September 21, 2007
Just read an Op/Ed by a self-identified ambulance chaser from the U.S. on the whole export product controversy. You can read it here. I completely agree with the conclusion that an effective, muscular product liability/tort system in the PRC would ultimately lead to better QC. However, I gotta say that the whole China-has-no-legal-system argument is really getting old and making me cranky.
Granted, this is not a China guy, so I can’t really criticize too much. However, the following line bugs me:
Perhaps all China needs is a few good lawyers, and a body of civil law.
This is a good one too:
If consumers are injured by a product, the consequences must fall on those who made it. And, for that, Americans rely on a body of civil law. The Chinese were clearly puzzled by this.
Can we stop with this kind of thing? I usually hear it in an IP context when clueless commentators state that China has no IP laws. Now we have the strange notion that China‘s civil law somehow doesn’t cover product liability?
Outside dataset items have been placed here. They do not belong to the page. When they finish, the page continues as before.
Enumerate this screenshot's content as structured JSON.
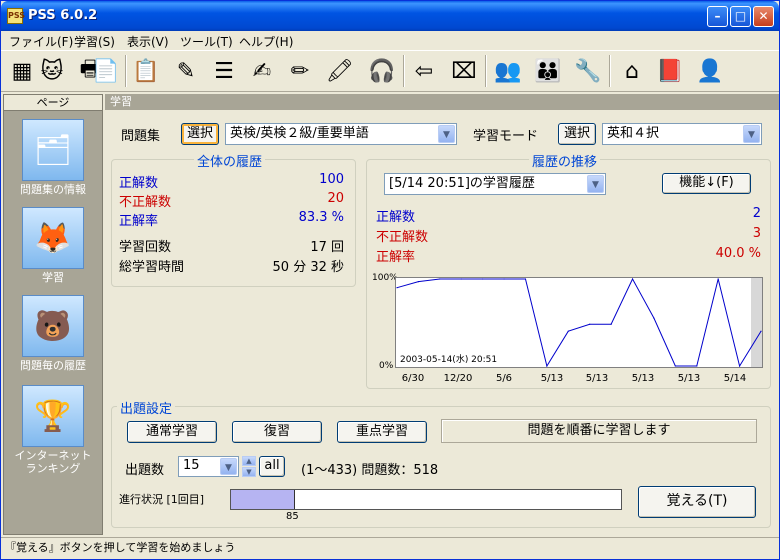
{
  "window": {
    "title": "PSS 6.0.2",
    "app_icon_text": "PSS",
    "minimize": "–",
    "maximize": "□",
    "close": "✕"
  },
  "menu": [
    {
      "label": "ファイル(F)"
    },
    {
      "label": "学習(S)"
    },
    {
      "label": "表示(V)"
    },
    {
      "label": "ツール(T)"
    },
    {
      "label": "ヘルプ(H)"
    }
  ],
  "toolbar_icons": [
    "grid-icon",
    "cat-icon",
    "printer-icon",
    "document-icon",
    "clipboard-icon",
    "pencil-list-icon",
    "red-list-icon",
    "pen-write-icon",
    "pencil-red-icon",
    "marker-icon",
    "headphone-cat-icon",
    "arrow-left-icon",
    "delete-icon",
    "users-icon",
    "family-icon",
    "tools-icon",
    "home-icon",
    "book-icon",
    "person-icon"
  ],
  "left_pane": {
    "header": "ページ",
    "items": [
      {
        "label": "問題集の情報",
        "icon": "info-documents-icon"
      },
      {
        "label": "学習",
        "icon": "fox-mascot-icon"
      },
      {
        "label": "問題毎の履歴",
        "icon": "bear-teacher-icon"
      },
      {
        "label": "インターネットランキング",
        "label_line1": "インターネット",
        "label_line2": "ランキング",
        "icon": "winner-mascots-icon"
      }
    ]
  },
  "main": {
    "header": "学習",
    "problem_set": {
      "label": "問題集",
      "select_button": "選択",
      "value": "英検/英検２級/重要単語"
    },
    "learning_mode": {
      "label": "学習モード",
      "select_button": "選択",
      "value": "英和４択"
    },
    "overall": {
      "title": "全体の履歴",
      "correct_label": "正解数",
      "correct_value": "100",
      "incorrect_label": "不正解数",
      "incorrect_value": "20",
      "rate_label": "正解率",
      "rate_value": "83.3 %",
      "sessions_label": "学習回数",
      "sessions_value": "17 回",
      "time_label": "総学習時間",
      "time_value": "50 分 32 秒"
    },
    "history": {
      "title": "履歴の推移",
      "session_select": "[5/14 20:51]の学習履歴",
      "function_button": "機能↓(F)",
      "correct_label": "正解数",
      "correct_value": "2",
      "incorrect_label": "不正解数",
      "incorrect_value": "3",
      "rate_label": "正解率",
      "rate_value": "40.0 %"
    },
    "settings": {
      "title": "出題設定",
      "normal_button": "通常学習",
      "review_button": "復習",
      "focus_button": "重点学習",
      "mode_description": "問題を順番に学習します",
      "count_label": "出題数",
      "count_value": "15",
      "all_button": "all",
      "range_text": "(1〜433) 問題数：518",
      "progress_label": "進行状況 [1回目]",
      "progress_value": 85,
      "progress_max": 518,
      "progress_text": "85",
      "memorize_button": "覚える(T)"
    }
  },
  "status_text": "『覚える』ボタンを押して学習を始めましょう",
  "chart_data": {
    "type": "line",
    "annotation": "2003-05-14(水) 20:51",
    "y_ticks": [
      "100%",
      "0%"
    ],
    "ylim": [
      0,
      100
    ],
    "x_tick_labels": [
      "6/30",
      "12/20",
      "5/6",
      "5/13",
      "5/13",
      "5/13",
      "5/13",
      "5/14"
    ],
    "series": [
      {
        "values": [
          90,
          97,
          100,
          100,
          100,
          100,
          100,
          0,
          40,
          48,
          48,
          100,
          55,
          0,
          0,
          100,
          0,
          40
        ]
      }
    ],
    "line_color": "#0000CC"
  }
}
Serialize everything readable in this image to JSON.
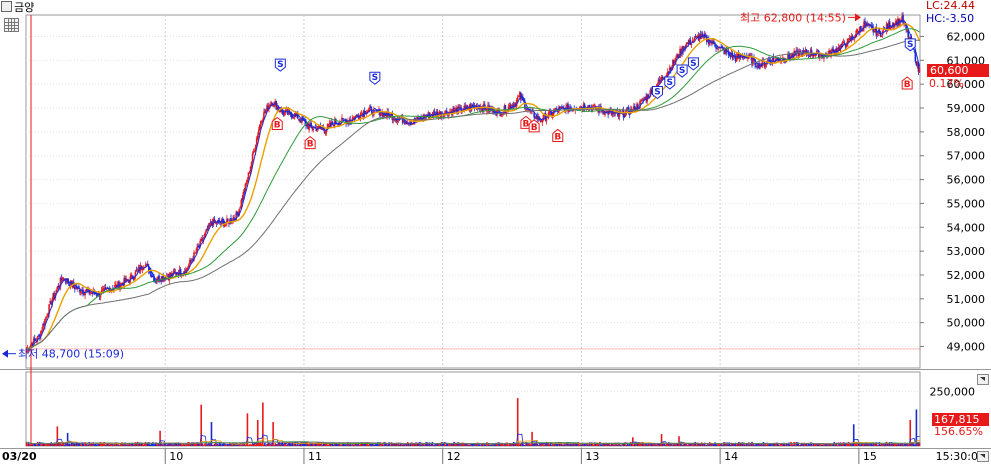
{
  "header": {
    "title": "금양"
  },
  "indicators": {
    "lc": "LC:24.44",
    "hc": "HC:-3.50"
  },
  "price_axis": {
    "ticks": [
      "62,000",
      "61,000",
      "60,000",
      "59,000",
      "58,000",
      "57,000",
      "56,000",
      "55,000",
      "54,000",
      "53,000",
      "52,000",
      "51,000",
      "50,000",
      "49,000"
    ]
  },
  "current": {
    "price": "60,600",
    "change": "0.17%"
  },
  "annotations": {
    "high": "최고 62,800 (14:55)",
    "low": "최저 48,700 (15:09)"
  },
  "volume_axis": {
    "tick": "250,000",
    "current": "167,815",
    "ratio": "156.65%"
  },
  "time_axis": {
    "labels": [
      "03/20",
      "10",
      "11",
      "12",
      "13",
      "14",
      "15",
      "15:30:00"
    ]
  },
  "signals": {
    "sell": "S",
    "buy": "B"
  },
  "colors": {
    "up": "#e81919",
    "down": "#1a2bd6",
    "ma5": "#1a2bd6",
    "ma20": "#e8a000",
    "ma60": "#2e9a3a",
    "ma120": "#707070",
    "high_marker": "#e81919",
    "low_marker": "#1a2bd6"
  },
  "chart_data": {
    "type": "candlestick",
    "ylim": [
      48100,
      62900
    ],
    "anchors": [
      [
        0,
        48900
      ],
      [
        12,
        49400
      ],
      [
        25,
        51000
      ],
      [
        35,
        51900
      ],
      [
        50,
        51400
      ],
      [
        70,
        51200
      ],
      [
        85,
        51500
      ],
      [
        100,
        51800
      ],
      [
        115,
        52500
      ],
      [
        125,
        51800
      ],
      [
        140,
        52000
      ],
      [
        155,
        52200
      ],
      [
        168,
        53200
      ],
      [
        180,
        54200
      ],
      [
        195,
        54200
      ],
      [
        205,
        54500
      ],
      [
        215,
        56000
      ],
      [
        228,
        58500
      ],
      [
        238,
        59300
      ],
      [
        250,
        58800
      ],
      [
        262,
        58700
      ],
      [
        275,
        58200
      ],
      [
        290,
        58100
      ],
      [
        300,
        58400
      ],
      [
        315,
        58500
      ],
      [
        330,
        58900
      ],
      [
        345,
        58800
      ],
      [
        360,
        58600
      ],
      [
        375,
        58400
      ],
      [
        390,
        58700
      ],
      [
        405,
        58800
      ],
      [
        420,
        58900
      ],
      [
        440,
        59100
      ],
      [
        460,
        58800
      ],
      [
        475,
        59200
      ],
      [
        480,
        59500
      ],
      [
        488,
        58900
      ],
      [
        500,
        58500
      ],
      [
        515,
        58900
      ],
      [
        530,
        59000
      ],
      [
        545,
        59100
      ],
      [
        560,
        58900
      ],
      [
        575,
        58700
      ],
      [
        590,
        58900
      ],
      [
        600,
        59300
      ],
      [
        612,
        59900
      ],
      [
        625,
        60600
      ],
      [
        640,
        61600
      ],
      [
        655,
        62000
      ],
      [
        665,
        61800
      ],
      [
        678,
        61400
      ],
      [
        690,
        61100
      ],
      [
        700,
        61200
      ],
      [
        712,
        60800
      ],
      [
        725,
        61000
      ],
      [
        740,
        61100
      ],
      [
        752,
        61300
      ],
      [
        765,
        61300
      ],
      [
        778,
        61200
      ],
      [
        790,
        61500
      ],
      [
        800,
        61800
      ],
      [
        815,
        62500
      ],
      [
        830,
        62100
      ],
      [
        840,
        62500
      ],
      [
        852,
        62700
      ],
      [
        862,
        61600
      ],
      [
        868,
        60600
      ]
    ],
    "vol_spikes": [
      [
        30,
        90000
      ],
      [
        40,
        60000
      ],
      [
        130,
        70000
      ],
      [
        170,
        190000
      ],
      [
        180,
        110000
      ],
      [
        215,
        150000
      ],
      [
        225,
        120000
      ],
      [
        230,
        200000
      ],
      [
        240,
        110000
      ],
      [
        478,
        220000
      ],
      [
        492,
        65000
      ],
      [
        590,
        40000
      ],
      [
        618,
        55000
      ],
      [
        635,
        45000
      ],
      [
        805,
        100000
      ],
      [
        860,
        120000
      ],
      [
        866,
        167815
      ]
    ],
    "ma": [
      {
        "name": "ma5",
        "period": 5
      },
      {
        "name": "ma20",
        "period": 20
      },
      {
        "name": "ma60",
        "period": 60
      },
      {
        "name": "ma120",
        "period": 120
      }
    ],
    "high": {
      "price": 62800,
      "index": 815
    },
    "low": {
      "price": 48700,
      "index": 3
    },
    "sell_signals": [
      [
        247,
        60800
      ],
      [
        339,
        60250
      ],
      [
        614,
        59650
      ],
      [
        626,
        60050
      ],
      [
        638,
        60550
      ],
      [
        649,
        60850
      ],
      [
        860,
        61650
      ]
    ],
    "buy_signals": [
      [
        244,
        58350
      ],
      [
        276,
        57550
      ],
      [
        486,
        58400
      ],
      [
        494,
        58250
      ],
      [
        517,
        57850
      ],
      [
        857,
        60050
      ]
    ],
    "day_separators": [
      [
        135,
        "10"
      ],
      [
        270,
        "11"
      ],
      [
        405,
        "12"
      ],
      [
        540,
        "13"
      ],
      [
        675,
        "14"
      ],
      [
        810,
        "15"
      ]
    ]
  }
}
Perhaps the author was just trying to say that the legal practice in this area needs to be more developed – agreed. But these kinds of blanket statements, which are also quite condescending, do not help. China does have product liability laws, people who suffer damages from products can and do sue manufacturers, and courts often find in their favor.
Now, damage awards may be too low, the lack of a system of discovery means that information/evidence is hard to come by, and certainly the writer of this article would not be happy with a legal system that does not include juries. But let’s get the basic facts right, huh?